Je suis un grand amateur de romans noirs, de polars, de nouvelles et de poésie. Beaucoup d'auteurs de romans noirs et de polars ont un style que je qualifierais de "simple" (et certainement pas simpliste) et tout le plaisir que je retire de ces lectures vient essentiellement de l'intrigue, des personnages et de l'humour. Ce n'est pas spécialement évident de faire simple.

Pour ce qui est du roman "traditionnel", j'ai souvent l'impression, en refermant un livre, d'avoir lu une nouvelle tirée au maximum de sa longueur et d'avoir perdu mon temps.

Écrit par : Eric Dejaeger | mercredi, 06 avril 2005

Sûr que ce n'est pas facile de faire simple : j'admire beaucoup Raymond Carver (à part son prénom) pour la simplicité de son style, on dirait qu'il l'a pressé (comme un citron) élagué, jusqu'à ne garder que l'essentiel, la substantifique moëlle, et l'effet est saisissant ! de même dans le noir chez Hammet, mais n'y a-t-il pas la même chose chez Camus ! Quant à l'intrigue il y aurait beaucoup à dire, est-ce que ce n'est pas un peu facile parfois, construire une intrigue est un jeu comme un autre finalement, on peut très bien y réussir mais n'avoir pas grand chose à dire, si ce n'est tenir en haleine, un peu artificiel quand même non ? Jouer avec les émotions aussi, exemple inventer un personnage doté de toutes les qualités, et le faire mourrir un peu plus loin (ou le mettre en grave danger) faire pleurer Margot en quelque sorte (ou la faire frémir), ça a toujours marché, ce sont un peu là les faiblesses du roman traditionnel non ?

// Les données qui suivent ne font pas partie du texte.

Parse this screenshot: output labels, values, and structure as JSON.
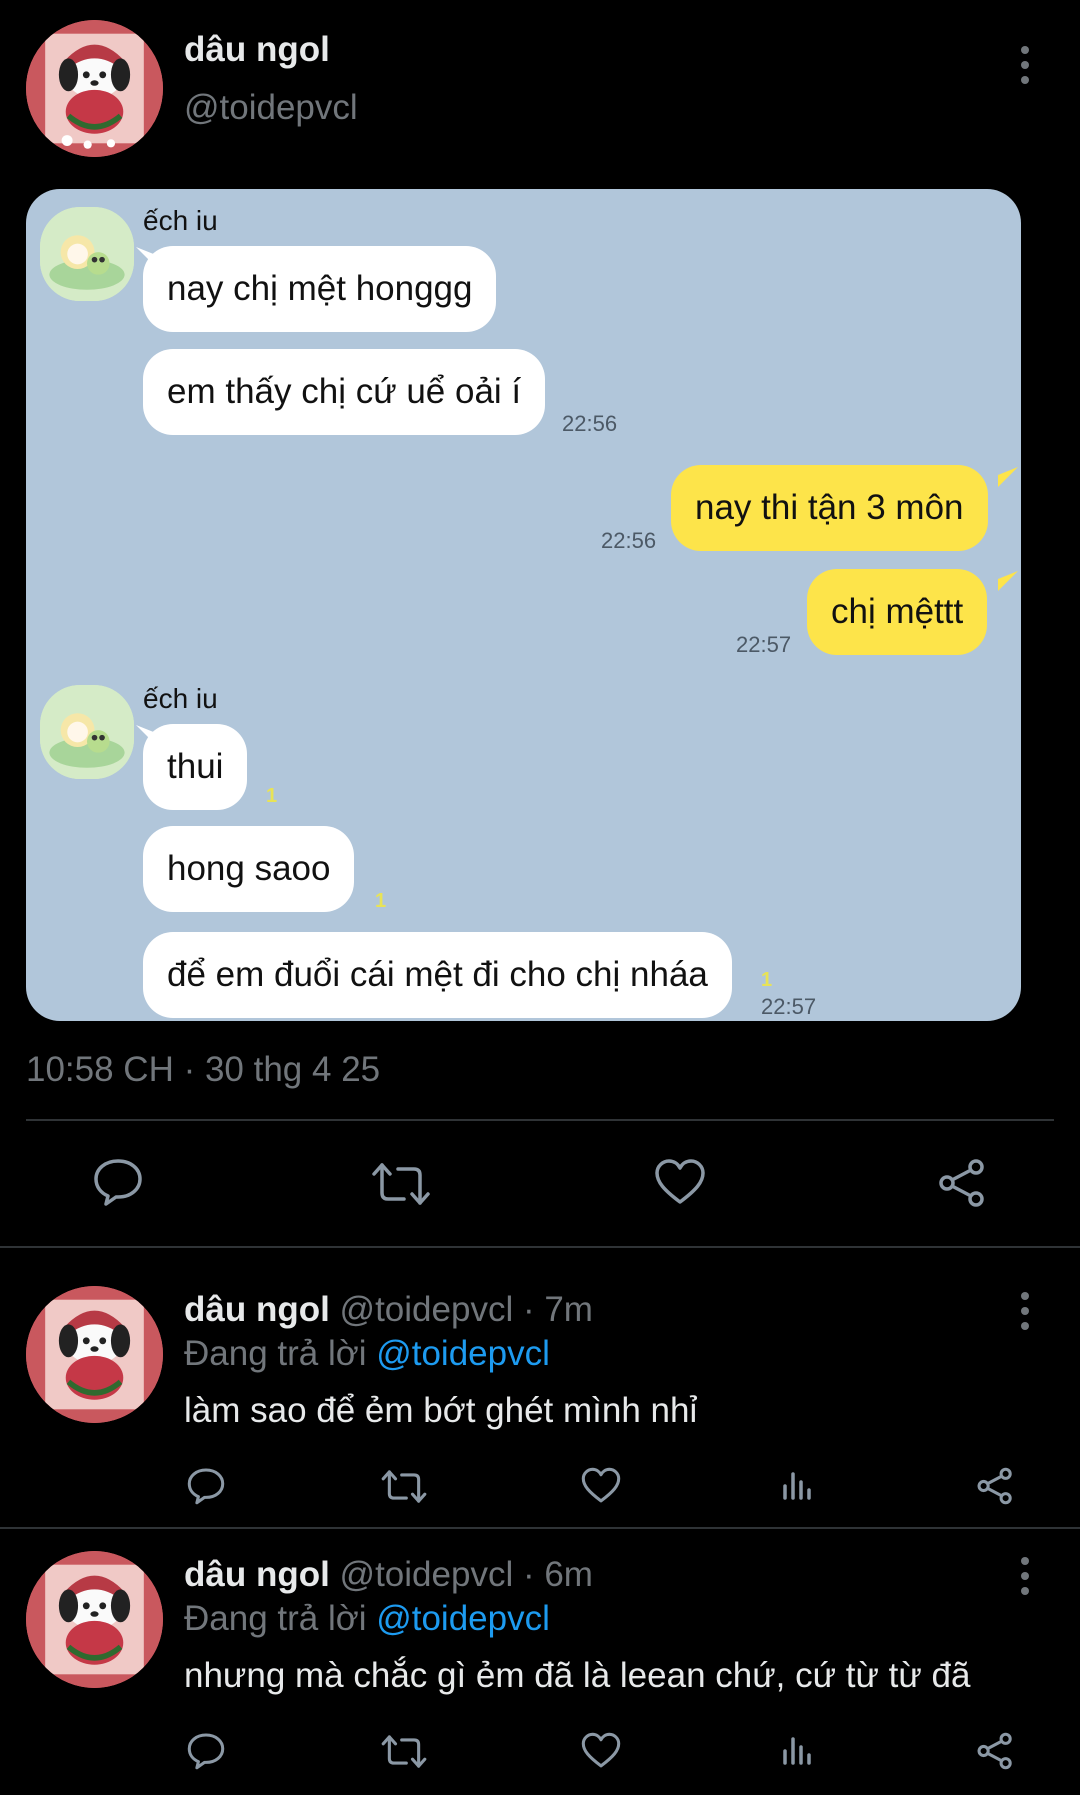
{
  "post": {
    "display_name": "dâu ngol",
    "handle": "@toidepvcl",
    "timestamp": "10:58 CH · 30 thg 4 25"
  },
  "chat": {
    "messages": [
      {
        "sender": "ếch iu",
        "text": "nay chị mệt honggg"
      },
      {
        "text": "em thấy chị cứ uể oải í",
        "time": "22:56"
      },
      {
        "text": "nay thi tận 3 môn",
        "time": "22:56"
      },
      {
        "text": "chị mệttt",
        "time": "22:57"
      },
      {
        "sender": "ếch iu",
        "text": "thui",
        "unread": "1"
      },
      {
        "text": "hong saoo",
        "unread": "1"
      },
      {
        "text": "để em đuổi cái mệt đi cho chị nháa",
        "unread": "1",
        "time": "22:57"
      }
    ]
  },
  "actions": {
    "icons": [
      "reply-icon",
      "retweet-icon",
      "like-icon",
      "share-icon"
    ]
  },
  "replies": [
    {
      "display_name": "dâu ngol",
      "meta": "@toidepvcl · 7m",
      "replying_label": "Đang trả lời",
      "mention": "@toidepvcl",
      "text": "làm sao để ẻm bớt ghét mình nhỉ"
    },
    {
      "display_name": "dâu ngol",
      "meta": "@toidepvcl · 6m",
      "replying_label": "Đang trả lời",
      "mention": "@toidepvcl",
      "text": "nhưng mà chắc gì ẻm đã là leean chứ, cứ từ từ đã"
    }
  ],
  "colors": {
    "background": "#000000",
    "chat_bg": "#b1c6da",
    "outgoing_bubble": "#fde44a",
    "incoming_bubble": "#ffffff",
    "mention": "#1d9bf0",
    "muted": "#71767b"
  }
}
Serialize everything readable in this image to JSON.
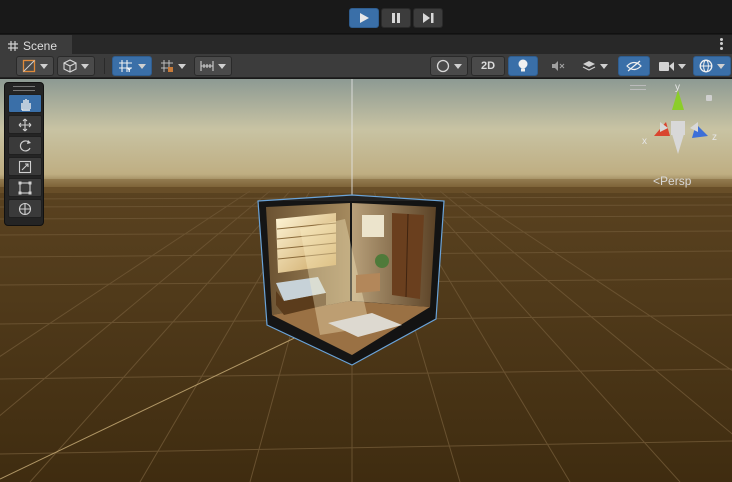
{
  "playbar": {
    "buttons": [
      {
        "icon": "play-icon",
        "active": true
      },
      {
        "icon": "pause-icon",
        "active": false
      },
      {
        "icon": "step-icon",
        "active": false
      }
    ]
  },
  "tab": {
    "icon": "grid-icon",
    "label": "Scene"
  },
  "toolbar": {
    "left_tools": [
      "draw-mode-icon",
      "shading-cube-icon",
      "grid-snap-icon",
      "snap-increment-icon",
      "ruler-icon"
    ],
    "mode_2d_label": "2D",
    "right_tools": [
      "shading-sphere-icon",
      "lighting-bulb-icon",
      "audio-mute-icon",
      "effects-layers-icon",
      "scene-visibility-icon",
      "camera-icon",
      "gizmos-globe-icon"
    ]
  },
  "palette": {
    "tools": [
      {
        "name": "hand-tool",
        "active": true
      },
      {
        "name": "move-tool",
        "active": false
      },
      {
        "name": "rotate-tool",
        "active": false
      },
      {
        "name": "scale-tool",
        "active": false
      },
      {
        "name": "rect-tool",
        "active": false
      },
      {
        "name": "transform-tool",
        "active": false
      }
    ]
  },
  "gizmo": {
    "y_label": "y",
    "x_label": "x",
    "z_label": "z",
    "projection_label": "Persp",
    "colors": {
      "x": "#d9452f",
      "y": "#8ccd2a",
      "z": "#3c6fd8"
    }
  },
  "colors": {
    "accent": "#3a6fa8",
    "ground": "#4a3414",
    "sky": "#cfc7a8"
  }
}
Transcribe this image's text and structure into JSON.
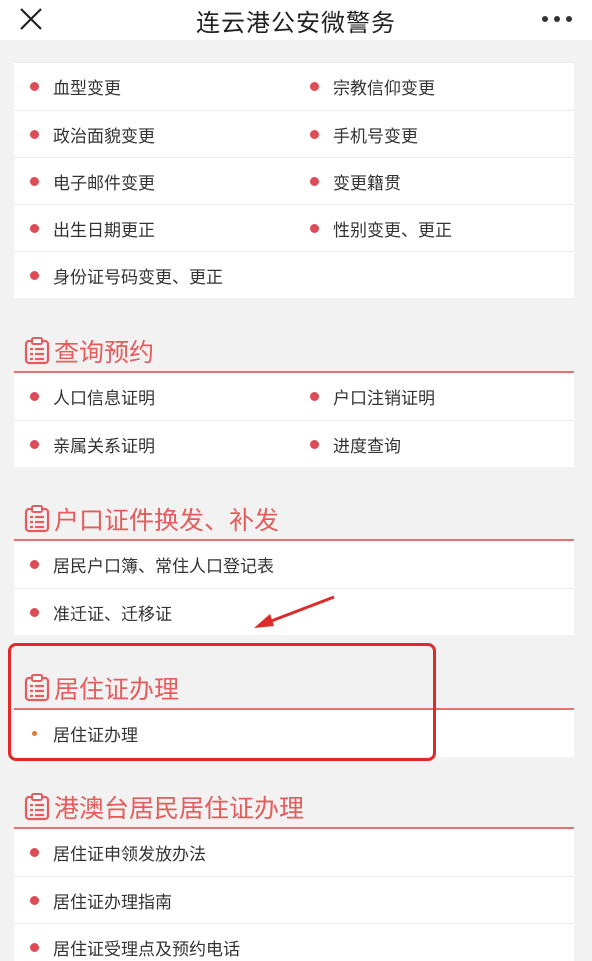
{
  "nav": {
    "title": "连云港公安微警务",
    "close_icon": "close-icon",
    "more_icon": "more-dots-icon"
  },
  "top_list": {
    "rows": [
      [
        {
          "label": "血型变更"
        },
        {
          "label": "宗教信仰变更"
        }
      ],
      [
        {
          "label": "政治面貌变更"
        },
        {
          "label": "手机号变更"
        }
      ],
      [
        {
          "label": "电子邮件变更"
        },
        {
          "label": "变更籍贯"
        }
      ],
      [
        {
          "label": "出生日期更正"
        },
        {
          "label": "性别变更、更正"
        }
      ],
      [
        {
          "label": "身份证号码变更、更正"
        }
      ]
    ]
  },
  "sections": [
    {
      "title": "查询预约",
      "rows": [
        [
          {
            "label": "人口信息证明"
          },
          {
            "label": "户口注销证明"
          }
        ],
        [
          {
            "label": "亲属关系证明"
          },
          {
            "label": "进度查询"
          }
        ]
      ]
    },
    {
      "title": "户口证件换发、补发",
      "rows": [
        [
          {
            "label": "居民户口簿、常住人口登记表"
          }
        ],
        [
          {
            "label": "准迁证、迁移证"
          }
        ]
      ]
    },
    {
      "title": "居住证办理",
      "rows": [
        [
          {
            "label": "居住证办理"
          }
        ]
      ]
    },
    {
      "title": "港澳台居民居住证办理",
      "rows": [
        [
          {
            "label": "居住证申领发放办法"
          }
        ],
        [
          {
            "label": "居住证办理指南"
          }
        ],
        [
          {
            "label": "居住证受理点及预约电话"
          }
        ]
      ]
    }
  ],
  "colors": {
    "accent": "#e45c5c",
    "bullet": "#dd4b57",
    "annotation": "#e02a2a"
  }
}
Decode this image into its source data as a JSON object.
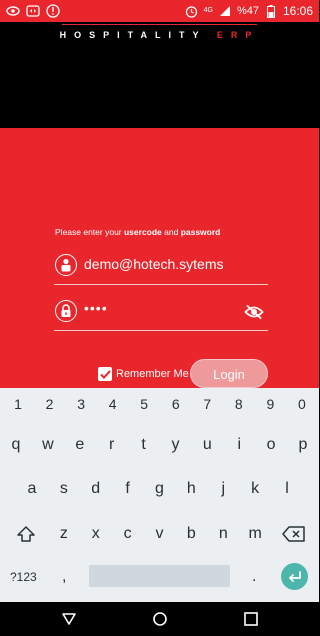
{
  "status_bar": {
    "icons_left": [
      "eye-icon",
      "screen-cast-icon",
      "alert-icon"
    ],
    "alarm_icon": "alarm-icon",
    "network": "4G",
    "battery": "%47",
    "time": "16:06"
  },
  "header": {
    "brand_main": "HOSPITALITY",
    "brand_accent": "ERP"
  },
  "login": {
    "instructions_prefix": "Please enter your ",
    "instructions_user": "usercode",
    "instructions_and": " and ",
    "instructions_pass": "password",
    "username_value": "demo@hotech.sytems",
    "password_value": "••••",
    "remember_label": "Remember Me",
    "remember_checked": true,
    "login_label": "Login"
  },
  "keyboard": {
    "numbers": [
      "1",
      "2",
      "3",
      "4",
      "5",
      "6",
      "7",
      "8",
      "9",
      "0"
    ],
    "row1": [
      "q",
      "w",
      "e",
      "r",
      "t",
      "y",
      "u",
      "i",
      "o",
      "p"
    ],
    "row2": [
      "a",
      "s",
      "d",
      "f",
      "g",
      "h",
      "j",
      "k",
      "l"
    ],
    "row3": [
      "z",
      "x",
      "c",
      "v",
      "b",
      "n",
      "m"
    ],
    "symbols_label": "?123",
    "comma": ",",
    "period": "."
  },
  "colors": {
    "accent": "#e8262b",
    "enter": "#4db6ac"
  }
}
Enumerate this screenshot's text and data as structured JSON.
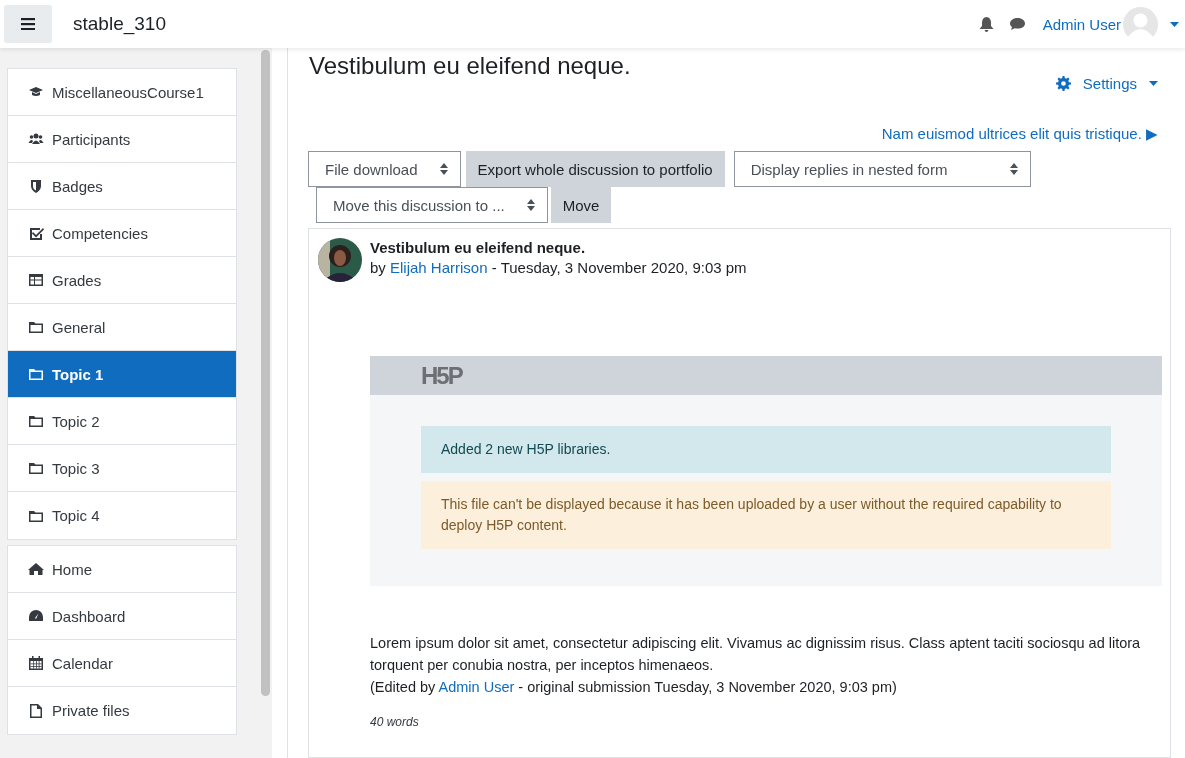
{
  "header": {
    "site_name": "stable_310",
    "user_name": "Admin User"
  },
  "sidebar": {
    "sections": [
      {
        "items": [
          {
            "kind": "course",
            "label": "MiscellaneousCourse1",
            "selected": false
          },
          {
            "kind": "people",
            "label": "Participants",
            "selected": false
          },
          {
            "kind": "shield",
            "label": "Badges",
            "selected": false
          },
          {
            "kind": "check",
            "label": "Competencies",
            "selected": false
          },
          {
            "kind": "table",
            "label": "Grades",
            "selected": false
          },
          {
            "kind": "folder",
            "label": "General",
            "selected": false
          },
          {
            "kind": "folder",
            "label": "Topic 1",
            "selected": true
          },
          {
            "kind": "folder",
            "label": "Topic 2",
            "selected": false
          },
          {
            "kind": "folder",
            "label": "Topic 3",
            "selected": false
          },
          {
            "kind": "folder",
            "label": "Topic 4",
            "selected": false
          }
        ]
      },
      {
        "items": [
          {
            "kind": "home",
            "label": "Home",
            "selected": false
          },
          {
            "kind": "dashboard",
            "label": "Dashboard",
            "selected": false
          },
          {
            "kind": "calendar",
            "label": "Calendar",
            "selected": false
          },
          {
            "kind": "file",
            "label": "Private files",
            "selected": false
          }
        ]
      }
    ]
  },
  "page": {
    "title": "Vestibulum eu eleifend neque.",
    "settings_label": "Settings",
    "next_link": "Nam euismod ultrices elit quis tristique. ▶"
  },
  "control_rows": [
    [
      {
        "kind": "select",
        "label": "File download"
      },
      {
        "kind": "button",
        "label": "Export whole discussion to portfolio"
      },
      {
        "kind": "select",
        "label": "Display replies in nested form"
      }
    ],
    [
      {
        "kind": "select",
        "label": "Move this discussion to ..."
      },
      {
        "kind": "button",
        "label": "Move"
      }
    ]
  ],
  "post": {
    "subject": "Vestibulum eu eleifend neque.",
    "by": "by",
    "author": "Elijah Harrison",
    "date": "- Tuesday, 3 November 2020, 9:03 pm",
    "h5p": {
      "logo": "H5P",
      "alerts": [
        {
          "kind": "info",
          "text": "Added 2 new H5P libraries."
        },
        {
          "kind": "warning",
          "text": "This file can't be displayed because it has been uploaded by a user without the required capability to deploy H5P content."
        }
      ]
    },
    "message": "Lorem ipsum dolor sit amet, consectetur adipiscing elit. Vivamus ac dignissim risus. Class aptent taciti sociosqu ad litora torquent per conubia nostra, per inceptos himenaeos.",
    "edit_prefix": "(Edited by",
    "edit_user": "Admin User",
    "edit_suffix": "- original submission Tuesday, 3 November 2020, 9:03 pm)",
    "word_count": "40 words"
  }
}
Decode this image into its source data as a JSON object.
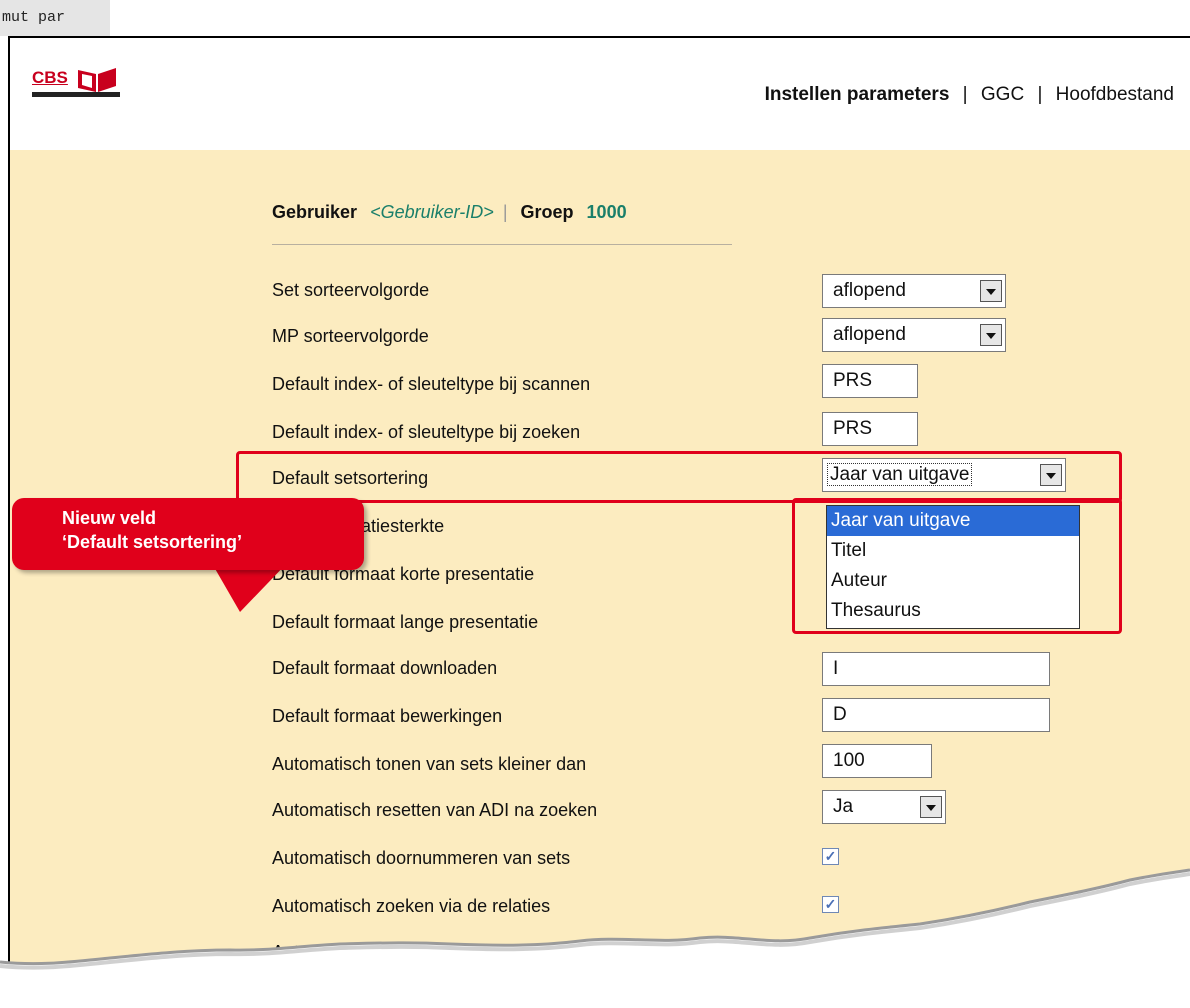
{
  "command_bar": {
    "text": "mut par"
  },
  "logo": {
    "text": "CBS"
  },
  "nav": {
    "active": "Instellen parameters",
    "items": [
      "GGC",
      "Hoofdbestand"
    ],
    "separator": "|"
  },
  "user": {
    "gebruiker_label": "Gebruiker",
    "gebruiker_id": "<Gebruiker-ID>",
    "groep_label": "Groep",
    "groep_value": "1000"
  },
  "settings": [
    {
      "label": "Set sorteervolgorde",
      "value": "aflopend",
      "kind": "select"
    },
    {
      "label": "MP sorteervolgorde",
      "value": "aflopend",
      "kind": "select"
    },
    {
      "label": "Default index- of sleuteltype bij scannen",
      "value": "PRS",
      "kind": "input"
    },
    {
      "label": "Default index- of sleuteltype bij zoeken",
      "value": "PRS",
      "kind": "input"
    },
    {
      "label": "Default setsortering",
      "value": "Jaar van uitgave",
      "kind": "select"
    },
    {
      "label": "Default collatiesterkte",
      "value": "",
      "kind": "select"
    },
    {
      "label": "Default formaat korte presentatie",
      "value": "",
      "kind": "input"
    },
    {
      "label": "Default formaat lange presentatie",
      "value": "",
      "kind": "input"
    },
    {
      "label": "Default formaat downloaden",
      "value": "I",
      "kind": "input"
    },
    {
      "label": "Default formaat bewerkingen",
      "value": "D",
      "kind": "input"
    },
    {
      "label": "Automatisch tonen van sets kleiner dan",
      "value": "100",
      "kind": "input"
    },
    {
      "label": "Automatisch resetten van ADI na zoeken",
      "value": "Ja",
      "kind": "select"
    },
    {
      "label": "Automatisch doornummeren van sets",
      "checked": true,
      "kind": "checkbox"
    },
    {
      "label": "Automatisch zoeken via de relaties",
      "checked": true,
      "kind": "checkbox"
    },
    {
      "label": "Automatisch sorteren van de l",
      "kind": "text"
    }
  ],
  "setsortering_options": [
    "Jaar van uitgave",
    "Titel",
    "Auteur",
    "Thesaurus"
  ],
  "callout": {
    "line1": "Nieuw veld",
    "line2": "‘Default setsortering’"
  },
  "colors": {
    "content_bg": "#fcecc0",
    "accent_red": "#e0001b",
    "teal": "#1a7f6a",
    "highlight": "#2a6bd6"
  }
}
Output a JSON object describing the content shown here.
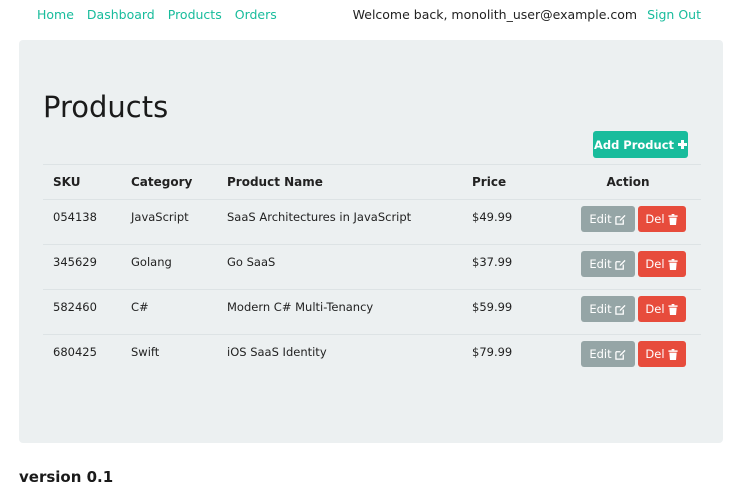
{
  "nav": {
    "links": [
      "Home",
      "Dashboard",
      "Products",
      "Orders"
    ],
    "welcome": "Welcome back, monolith_user@example.com",
    "signout": "Sign Out"
  },
  "page": {
    "title": "Products",
    "add_label": "Add Product"
  },
  "table": {
    "headers": [
      "SKU",
      "Category",
      "Product Name",
      "Price",
      "Action"
    ],
    "rows": [
      {
        "sku": "054138",
        "category": "JavaScript",
        "name": "SaaS Architectures in JavaScript",
        "price": "$49.99"
      },
      {
        "sku": "345629",
        "category": "Golang",
        "name": "Go SaaS",
        "price": "$37.99"
      },
      {
        "sku": "582460",
        "category": "C#",
        "name": "Modern C# Multi-Tenancy",
        "price": "$59.99"
      },
      {
        "sku": "680425",
        "category": "Swift",
        "name": "iOS SaaS Identity",
        "price": "$79.99"
      }
    ],
    "edit_label": "Edit",
    "del_label": "Del"
  },
  "footer": {
    "version": "version 0.1"
  },
  "colors": {
    "accent": "#18bc9c",
    "panel": "#ecf0f1",
    "edit": "#95a5a6",
    "delete": "#e74c3c"
  },
  "icons": {
    "add": "plus-icon",
    "edit": "edit-icon",
    "delete": "trash-icon"
  }
}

Écrit par : Ray | mercredi, 06 avril 2005

Durant les dernières vacances d'été, j'ai consacré une grande partie de mon temps "lecture" à... la relecture. Parmi les grands romans (pour moi) que j'ai relus : Voyage au bout de la nuit, Cent ans de solitude, Une prière pour Owen et Eureka street.
Je sais que dans dix ans, si j'en ai la possibilité, je les relirai encore. Pourquoi ? Peut-être parce qu'en refermant chacun de ces livres, je me suis encore dit : "Je n'arriverai jamais à écrire un roman comme ça..."

Écrit par : Eric Dejaeger | mercredi, 06 avril 2005

Et quel est le point commun entre Céline, Gabriel Garcia Marquez, John Irving et Robert McLiam Wilson, à part qu'il écrivent des romans ?

Écrit par : Eric Dejaeger | mercredi, 06 avril 2005

C'est justement peut-être grâce à Joyce et quelques autres que le roman est devenue la forme "attrape-tout", en tout cas une forme si souple qu'on peut y faire entrer beaucoup de choses, de la poésie, de l'histoire, de l'humour, de la pensée, bouleverser les époques, les personnages, les points de vue... et qu'il est devenu finalement peut-être LA forme littéraire la plus actuelle et la plus intéressante... En ce qui me concerne, je relis beaucoup aussi, pas parce que je me dis "je n'arriverai jamais à écrire un roman comme ça" ça il y a longtemps que j'en suis persuadé et du reste ça n'a aucune importance, mais parce que je me dis "j'y ai encore trouvé quelque chose en le relisant et ce n'est sans doute pas fini !"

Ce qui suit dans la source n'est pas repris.